The search process will only use 80 resources at most, while our maximum amount of available resources is ```n_samples=1000```. Here, we have ```min_resources = r_0 = 20```. For ```HalvingGridSearchCV```, by default, the min_resources parameter is set to ```exhaust```. This means that min_resources is automatically set such that the last iteration can use as many resources as possible, within the max_resources limit

There are many more possibilities, and looking at the official documentation is always a good idea to explore all possibilities.

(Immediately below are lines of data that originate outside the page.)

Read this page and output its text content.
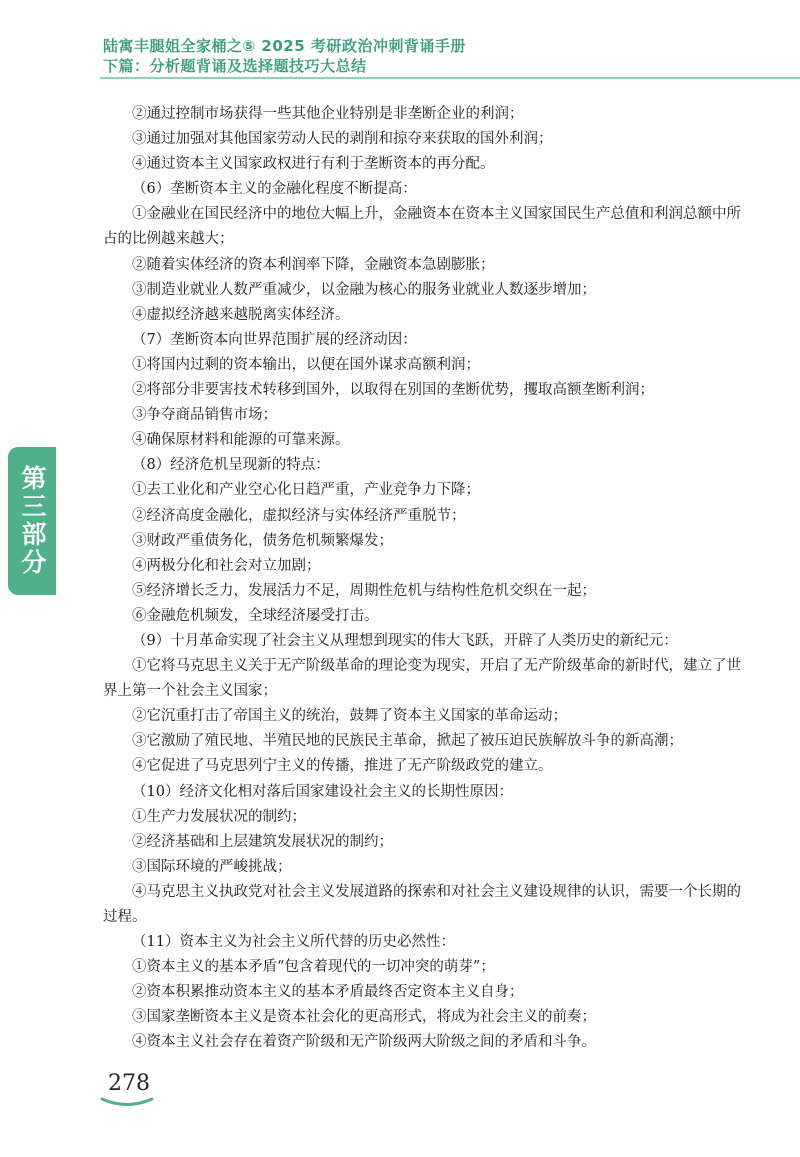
陆寓丰腿姐全家桶之⑤ 2025 考研政治冲刺背诵手册
下篇：分析题背诵及选择题技巧大总结
第三部分

②通过控制市场获得一些其他企业特别是非垄断企业的利润；

③通过加强对其他国家劳动人民的剥削和掠夺来获取的国外利润；

④通过资本主义国家政权进行有利于垄断资本的再分配。

（6）垄断资本主义的金融化程度不断提高：

①金融业在国民经济中的地位大幅上升，金融资本在资本主义国家国民生产总值和利润总额中所占的比例越来越大；

②随着实体经济的资本利润率下降，金融资本急剧膨胀；

③制造业就业人数严重减少，以金融为核心的服务业就业人数逐步增加；

④虚拟经济越来越脱离实体经济。

（7）垄断资本向世界范围扩展的经济动因：

①将国内过剩的资本输出，以便在国外谋求高额利润；

②将部分非要害技术转移到国外，以取得在别国的垄断优势，攫取高额垄断利润；

③争夺商品销售市场；

④确保原材料和能源的可靠来源。

（8）经济危机呈现新的特点：

①去工业化和产业空心化日趋严重，产业竞争力下降；

②经济高度金融化，虚拟经济与实体经济严重脱节；

③财政严重债务化，债务危机频繁爆发；

④两极分化和社会对立加剧；

⑤经济增长乏力，发展活力不足，周期性危机与结构性危机交织在一起；

⑥金融危机频发，全球经济屡受打击。

（9）十月革命实现了社会主义从理想到现实的伟大飞跃，开辟了人类历史的新纪元：

①它将马克思主义关于无产阶级革命的理论变为现实，开启了无产阶级革命的新时代，建立了世界上第一个社会主义国家；

②它沉重打击了帝国主义的统治，鼓舞了资本主义国家的革命运动；

③它激励了殖民地、半殖民地的民族民主革命，掀起了被压迫民族解放斗争的新高潮；

④它促进了马克思列宁主义的传播，推进了无产阶级政党的建立。

（10）经济文化相对落后国家建设社会主义的长期性原因：

①生产力发展状况的制约；

②经济基础和上层建筑发展状况的制约；

③国际环境的严峻挑战；

④马克思主义执政党对社会主义发展道路的探索和对社会主义建设规律的认识，需要一个长期的过程。

（11）资本主义为社会主义所代替的历史必然性：

①资本主义的基本矛盾“包含着现代的一切冲突的萌芽”；

②资本积累推动资本主义的基本矛盾最终否定资本主义自身；

③国家垄断资本主义是资本社会化的更高形式，将成为社会主义的前奏；

④资本主义社会存在着资产阶级和无产阶级两大阶级之间的矛盾和斗争。

278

## Analysis of the results

The cv_results_ attribute contains useful information for analyzing the results of a search. It can be converted to a pandas dataframe with ```df = pd.DataFrame(est.cv_results_)```.

In [17]:
df = pd.DataFrame(sh.cv_results_)
df

Unnamed: 0,iter,n_resources,mean_fit_time,std_fit_time,mean_score_time,std_score_time,param_C,param_kernel,params,split0_test_score,...,mean_test_score,std_test_score,rank_test_score,split0_train_score,split1_train_score,split2_train_score,split3_train_score,split4_train_score,mean_train_score,std_train_score
0,0,20,0.000358,0.000119,0.000158,2.5e-05,1,linear,"{'C': 1, 'kernel': 'linear'}",0.75,...,0.65,0.374166,6,1.0,1.0,1.0,1.0,1.0,1.0,0.0
1,0,20,0.00026,5e-06,0.00014,5e-06,1,rbf,"{'C': 1, 'kernel': 'rbf'}",0.75,...,0.6,0.3,9,1.0,1.0,1.0,1.0,1.0,1.0,0.0
2,0,20,0.000361,0.00013,0.000155,2.3e-05,10,linear,"{'C': 10, 'kernel': 'linear'}",0.75,...,0.65,0.374166,6,1.0,1.0,1.0,1.0,1.0,1.0,0.0
3,0,20,0.000521,0.000169,0.000246,5.8e-05,10,rbf,"{'C': 10, 'kernel': 'rbf'}",0.75,...,0.6,0.339116,9,1.0,1.0,1.0,1.0,1.0,1.0,0.0
4,0,20,0.000355,6.3e-05,0.000205,9.2e-05,100,linear,"{'C': 100, 'kernel': 'linear'}",0.75,...,0.65,0.374166,6,1.0,1.0,1.0,1.0,1.0,1.0,0.0
5,0,20,0.000278,1.4e-05,0.000145,5e-06,100,rbf,"{'C': 100, 'kernel': 'rbf'}",0.75,...,0.6,0.339116,9,1.0,1.0,1.0,1.0,1.0,1.0,0.0
6,1,40,0.000345,2.4e-05,0.000176,1.9e-05,1,linear,"{'C': 1, 'kernel': 'linear'}",0.875,...,0.825,0.1,2,1.0,1.0,1.0,1.0,1.0,1.0,0.0
7,1,40,0.000604,0.000265,0.000232,9.2e-05,10,linear,"{'C': 10, 'kernel': 'linear'}",0.875,...,0.825,0.1,2,1.0,1.0,1.0,1.0,1.0,1.0,0.0
8,1,40,0.000308,1.8e-05,0.000146,5e-06,100,linear,"{'C': 100, 'kernel': 'linear'}",0.875,...,0.825,0.1,2,1.0,1.0,1.0,1.0,1.0,1.0,0.0
9,2,80,0.000452,4.4e-05,0.000262,0.000108,10,linear,"{'C': 10, 'kernel': 'linear'}",1.0,...,0.8375,0.10155,1,1.0,1.0,1.0,1.0,1.0,1.0,0.0


Each row corresponds to a given parameter combination (a candidate) and a given iteration. The iteration is given by the ```iter column```. The ```n_resources``` column tells you how many resources were used.

In case you are interested in knowing how hyperband works, you can refer to L. Li, K. Jamieson, G. DeSalvo, A. Rostamizadeh, A. Talwalkar, Hyperband: A Novel Bandit-Based Approach to Hyperparameter Optimization, in Machine Learning Research 18, 2018.